A mere declaration of incompatibility, attended by a transitional continuation in effect of the unconstitutional provision, may be made if the immediate invalidity of the challenged provision would deprive the protection of paramount concerns of the public interest of its foundation and if weighing against the fundamental rights affected shows that the encroachment may be tolerated for a transitional period (see BVerfGE 33, 1 <13>; 33, 303 <347-348>; 109, 190 <235-236>). This is the case here. If 113.1 sentence 2 TKG were declared null and void, the result would be that even in the cases in which the authorities are lawfully entitled to have access to telecommunications data to prevent or punish serious violations of legal interests it would not be sufficiently ensured that they were in the position to do this. Since the unconstitutionality of § 113.1 sentence 2 TKG relates to an encroachment of limited weight and the Basic Law is not altogether opposed to supplies of information such as are created by this provision, this result is not acceptable even for a transitional period. Instead, it is sufficient to order that the provision is to continue in effect for a transitional period and to subject it to the proviso that the data named in the provision may only be collected if the requirements for their use are satisfied.
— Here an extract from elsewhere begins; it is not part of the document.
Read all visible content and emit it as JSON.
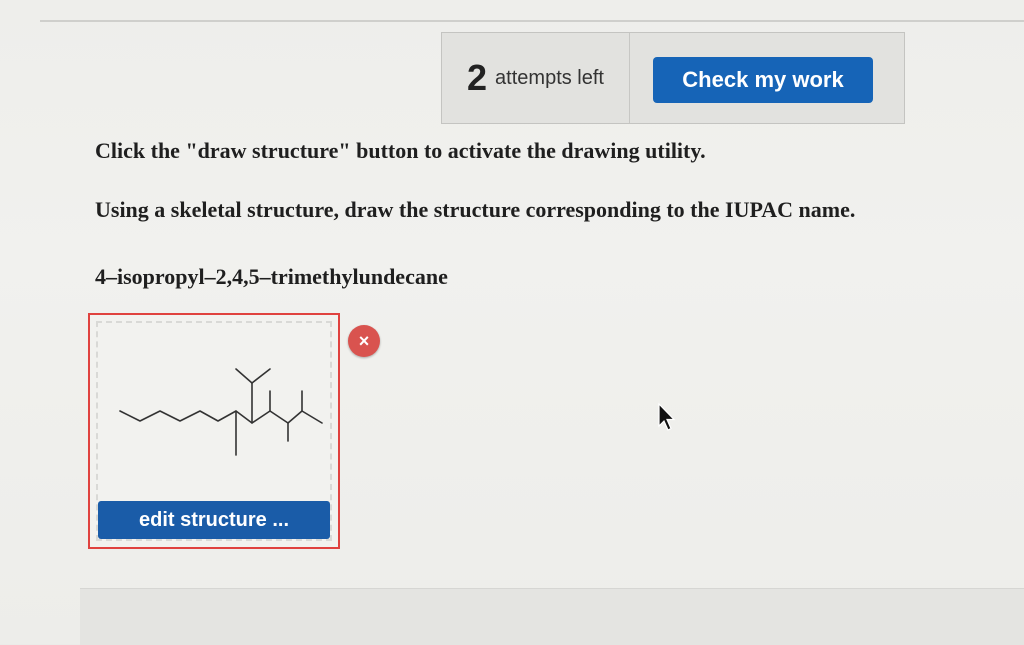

For the same reasons, a transitional provision is also needed with regard to the constitutional requirements of the interpretation of § 113.1 sentence 1 TKG, which, in contrast to the present practice – to which the legislature oriented itself in its various amendments of the Telecommunications Act and the Code of Criminal Procedure (see BTDrucks 14/7008, p. 7; 16/5846, pp. 26-27; 16/6979, p.46) – result in substantial restrictions in dealing with the provision. If these requirements came into effect immediately, there would be a large number of cases in which information on telecommunications numbers could no longer be given in a large number of cases until new, clearly drafted retrieval rules were issued in non-constitutional law. In addition, dynamic IP addresses could no longer be identified before a reform of the law. In view of the importance of such information for the successful investigation of dangers and criminal offences, the disadvantages of such a result are out of proportion to the provisional acceptance of a practice which, although it does not procedurally satisfy constitutional requirements, is in essence capable of justification. It is therefore necessary, for a transitional period, but at the latest until 30 June 2013, to accept the application of § 113.1 sentence 1 TKG, even without specific retrieval provisions, on the basis of simple data collection powers. In addition, the provision may until that time be used as the legal basis for the identification of IP addresses.

II.

With regard to the question as to whether an attribution of dynamic IP addresses should be transitionally permissible on the basis of § 113.1 TKG, the decision was passed by six votes to two.

The decision on the reimbursement of expenses is based on § 34a.2 of the Federal Constitutional Court Act.